Nvidia Tegra All-in-One Mobile Processors Aim to Nuke Intel's Atom, 30H HD Playback

Adiantaste-te :x2:

Gostava era de ver um vidiozito para verificar que OS é que tinham.
Mas se os números forem certos ou andarem lá perto então é muito bom especialmente para os "netbooks" caso vinguem.
 
Nvidia's Tegra CPU has a mighty battery life



Today Nvidia’s CEO Jen-Hsun Huang delivered his company’s second Computex address in as many days. Today’s speech was a much more focussed affair than the first – which rambled from ambitious plans for Ion to providing free 3D glasses.

This time, the whole speech focussed on one product: Tegra. It’s a complete ‘system on a chip’ which is barely bigger than a USB thumb drive. Huang called it “one of the most ambitious investments in the history of our company”, and said it has cost Nvidia $500 million and taken over five years to design.

Although Nvidia has talked about Tegra before, this is the first time the company has clearly laid out its aims for the chip and shown off computers which will actually use it.

Tegra has been designed to be frugal with power, with Huang reasoning that “it’s very clear that the reduction in power consumption is what enabled progress from mainframes to PCs to laptops.” According to Nvidia, reducing power by a factor of 100x is what is required to enable designers to create new form factors.

Current high-end gaming PCs can easily draw 500W from the wall (we once had a Vadim machine that managed a scintillating 750W), with laptops taking this figure down to around 20W. Tegra, Nvidia claimed, was designed to use “no power”, although when Tegra General Manager Mike Rayfield took to the stage, he did revise this figure to 1W.

Still, 1W is a lot less than current PCs use, and judging by the onstage demos, it’s a capable chip. Rayfield showed a Tegra unit smoothly playing a 720p trailer for the new Star Trek movie, and browsing Flash-heavy websites.

Tegra features eight independent processors – listed as an Arm 11, an Arm 7, a GPU, a 2D engine, a HD video encoder, a HD video decoder, and Audio and Imaging.
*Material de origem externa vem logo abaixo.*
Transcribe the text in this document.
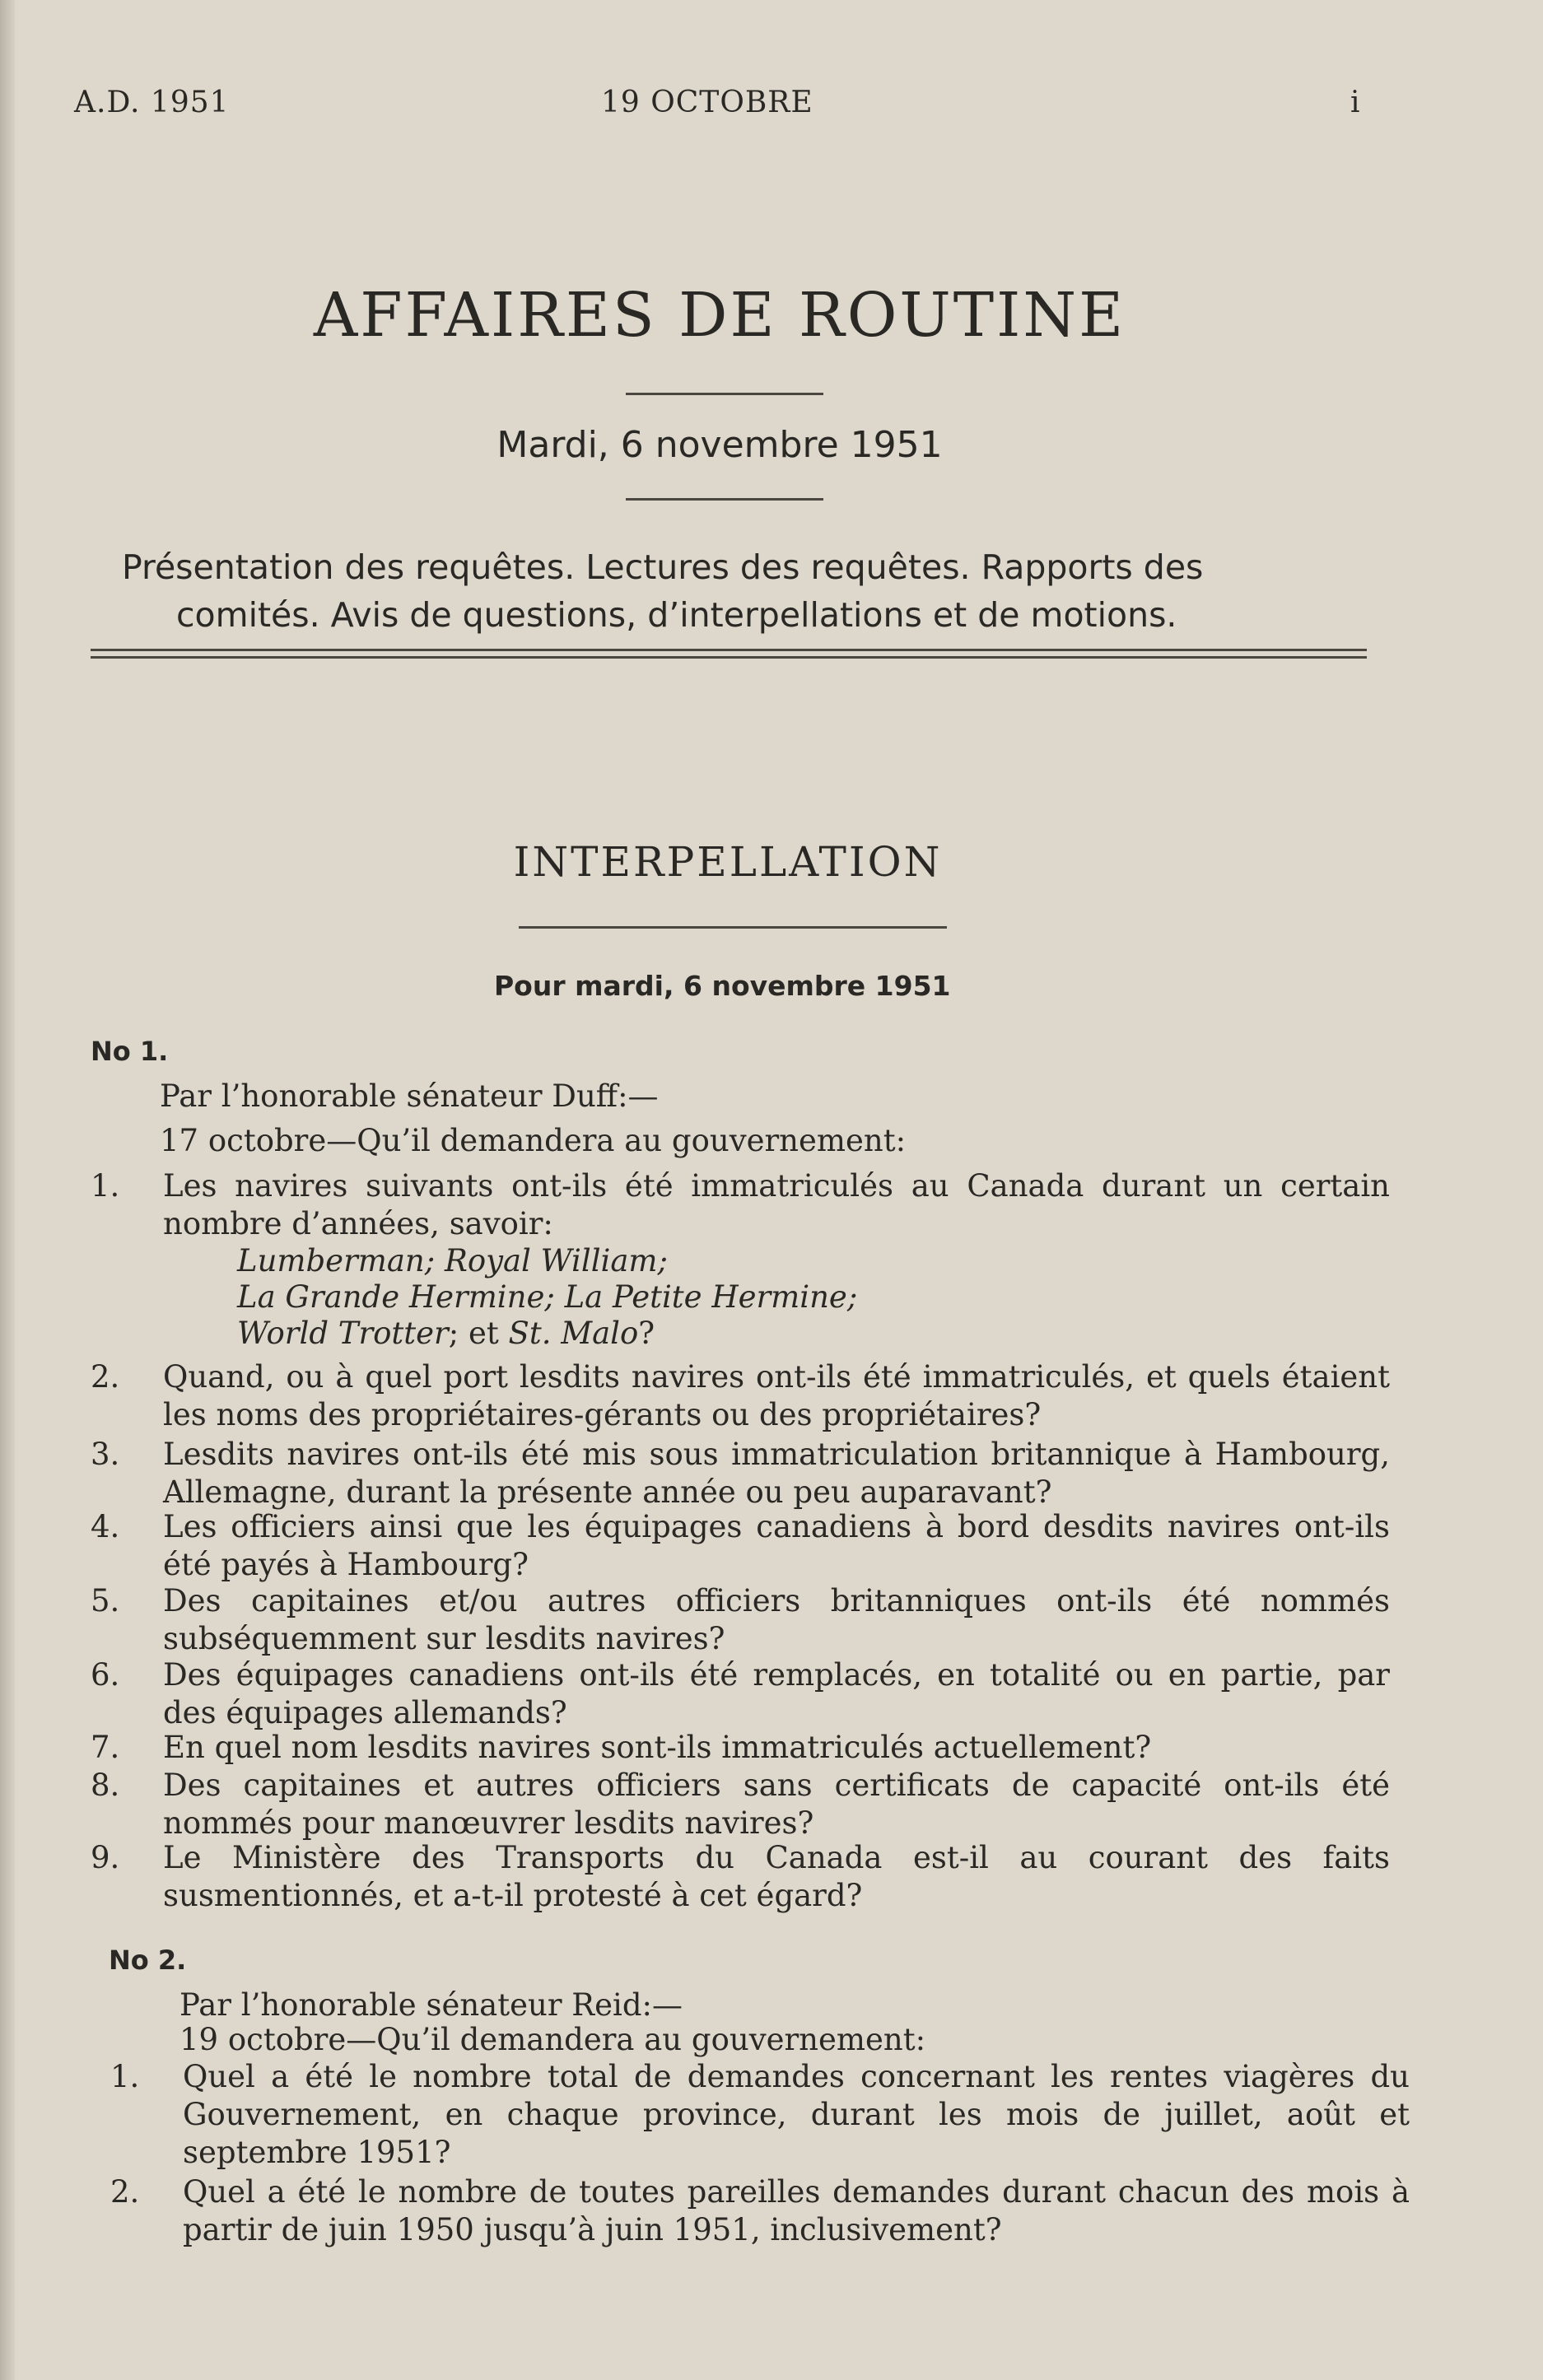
A.D. 1951	19 OCTOBRE	i
AFFAIRES DE ROUTINE
Mardi, 6 novembre 1951
Présentation des requêtes. Lectures des requêtes. Rapports des
comités. Avis de questions, d’interpellations et de motions.
INTERPELLATION
Pour mardi, 6 novembre 1951
No 1.
Par l’honorable sénateur Duff:—
17 octobre—Qu’il demandera au gouvernement:
1.	Les navires suivants ont-ils été immatriculés au Canada durant un certain nombre d’années, savoir:
Lumberman; Royal William;
La Grande Hermine; La Petite Hermine;
World Trotter; et St. Malo?
2.	Quand, ou à quel port lesdits navires ont-ils été immatriculés, et quels étaient les noms des propriétaires-gérants ou des propriétaires?
3.	Lesdits navires ont-ils été mis sous immatriculation britannique à Hambourg, Allemagne, durant la présente année ou peu auparavant?
4.	Les officiers ainsi que les équipages canadiens à bord desdits navires ont-ils été payés à Hambourg?
5.	Des capitaines et/ou autres officiers britanniques ont-ils été nommés subséquemment sur lesdits navires?
6.	Des équipages canadiens ont-ils été remplacés, en totalité ou en partie, par des équipages allemands?
7.	En quel nom lesdits navires sont-ils immatriculés actuellement?
8.	Des capitaines et autres officiers sans certificats de capacité ont-ils été nommés pour manœuvrer lesdits navires?
9.	Le Ministère des Transports du Canada est-il au courant des faits susmentionnés, et a-t-il protesté à cet égard?
No 2.
Par l’honorable sénateur Reid:—
19 octobre—Qu’il demandera au gouvernement:
1.	Quel a été le nombre total de demandes concernant les rentes viagères du Gouvernement, en chaque province, durant les mois de juillet, août et septembre 1951?
2.	Quel a été le nombre de toutes pareilles demandes durant chacun des mois à partir de juin 1950 jusqu’à juin 1951, inclusivement?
According to Nvidia, it achieves its low power usage as it has a processor for each job, and when a processor isn’t being used, it stays powered down.

Huang made an interesting point when he compared the way people use PCs and their mobile phones – the PC is generally powered up when needed, while phones are left on all the time. His claim was that Tegra’s design was frugal enough with power that with a ‘netbook-style’ battery it could be used in a similar manner to a phone – left on and always at your disposal.

A slide then showed a Tegra system’s battery life compared to an Intel Atom machine, and one based on Snapdragon, Qualcomm’s low-power chip. Unsurprisingly, Tegra came out of it rather well, offering 25 days of music playback compared to 5 hours on Atom and 60 hours on Snapdragon. Nvidia claimed Tegra coule play Quake at 46fps, and 10 hours of HD video versus three hours for Atom. Snapdragon was awarded a ‘fail’ mark in this category.

After all the talk, Nvidia then finally showed several different Tegra systems – some were similar to netbooks, others were even smaller. Inventec and Mobinova both had machines with 10.1in displays with a 1,000 x 600 resolution, while the ICD Ultra was a 7in machine with a capactive touch screen. The exact models available will vary from country to country, but Nvidia told bit-tech that it expects the first wave to be in stores before the end of the year and that initially they will be sold, in Europe at least, by mobile phone carriers on 3G data contracts.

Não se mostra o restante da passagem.